Fenomena "Kelelahan Digital" dan Krisis Emosi Kolektif
Fenomena yang paling terasa di kalangan mahasiswa hari ini adalah digital fatigue atau kelelahan digital. Aktivitas akademik dan sosial kini nyaris sepenuhnya bergantung pada layar --- Zoom, WhatsApp, Instagram, TikTok, hingga forum kampus daring.
Kita berpindah dari satu tab ke tab lain tanpa sadar bahwa otak sedang bekerja keras untuk menanggapi begitu banyak stimulus sekaligus. Akibatnya, emosi cepat naik, konsentrasi menurun, dan rasa cemas meningkat.
Data dari We Are Social (2024) menunjukkan bahwa rata-rata pengguna internet di Indonesia menghabiskan lebih dari 7 jam per hari di depan layar, dan lebih dari separuhnya merasa "lelah secara mental" akibat paparan media sosial berlebihan.
Dalam konteks ini, Stoikisme bisa menjadi obat kesadaran --- semacam "vitamin mental" yang menolong kita untuk mengambil jarak dari hiruk-pikuk digital.
Mengendalikan Apa yang Bisa Dikuasai
Salah satu prinsip dasar Stoikisme adalah Dikotomi Kendali (The Dichotomy of Control). Henry Manampiring mengutip ajaran Epictetus:
"Sebagian hal berada dalam kendali kita, sebagian lagi tidak. Jika kita fokus pada hal yang berada di luar kendali, kita akan menjadi budak kehidupan."
(Manampiring, 2018, hlm. 42)
Jika diterjemahkan ke kehidupan digital, maknanya sangat dalam:
Kita tidak bisa mengontrol opini publik, tidak bisa mencegah semua orang menilai kita, atau mengatur algoritma media sosial. Tapi kita bisa mengontrol respon kita terhadap semua itu.

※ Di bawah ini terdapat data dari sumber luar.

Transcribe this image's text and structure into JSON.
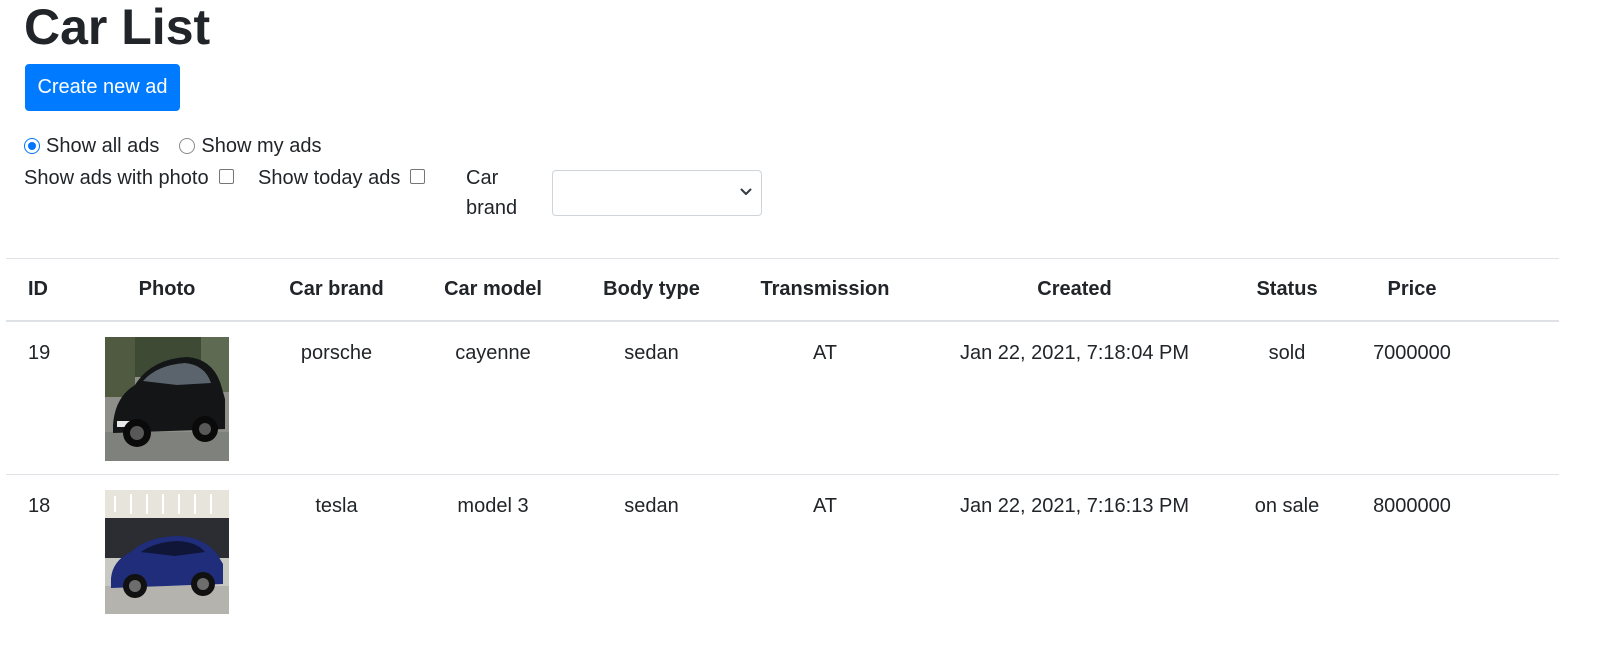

Misalnya, ketika seseorang mengomentari unggahan kita dengan nada sinis, kita bisa:
membalas dengan tenang,
mengabaikan,
atau sekadar tersenyum lalu lanjut hidup.
Reaksi yang kita pilih itulah yang menentukan kualitas batin kita --- bukan situasi eksternalnya.
Stoikisme tidak mengajarkan untuk "menyerah", melainkan untuk bijak memilih pertempuran batin: mana yang pantas diperjuangkan, dan mana yang lebih baik dilepaskan.
Fenomena Overthinking dan Validasi Digital
Sebagai mahasiswa komunikasi, saya banyak mengamati bagaimana media sosial membentuk budaya validasi. Kita hidup di zaman ketika "aku ada karena aku dilihat". Banyak teman sebaya yang merasa nilainya ditentukan oleh seberapa sering mereka muncul di Instagram atau seberapa menarik tampilan feed-nya.
Hal ini menciptakan pola pikir external validation --- ketergantungan pada pengakuan dari luar diri.
Padahal, seperti kata Marcus Aurelius yang dikutip Manampiring:
"Ketenangan datang ketika kita berhenti berdebat tentang apa yang seharusnya dilakukan orang lain, dan mulai memperhatikan apa yang seharusnya kita lakukan sendiri."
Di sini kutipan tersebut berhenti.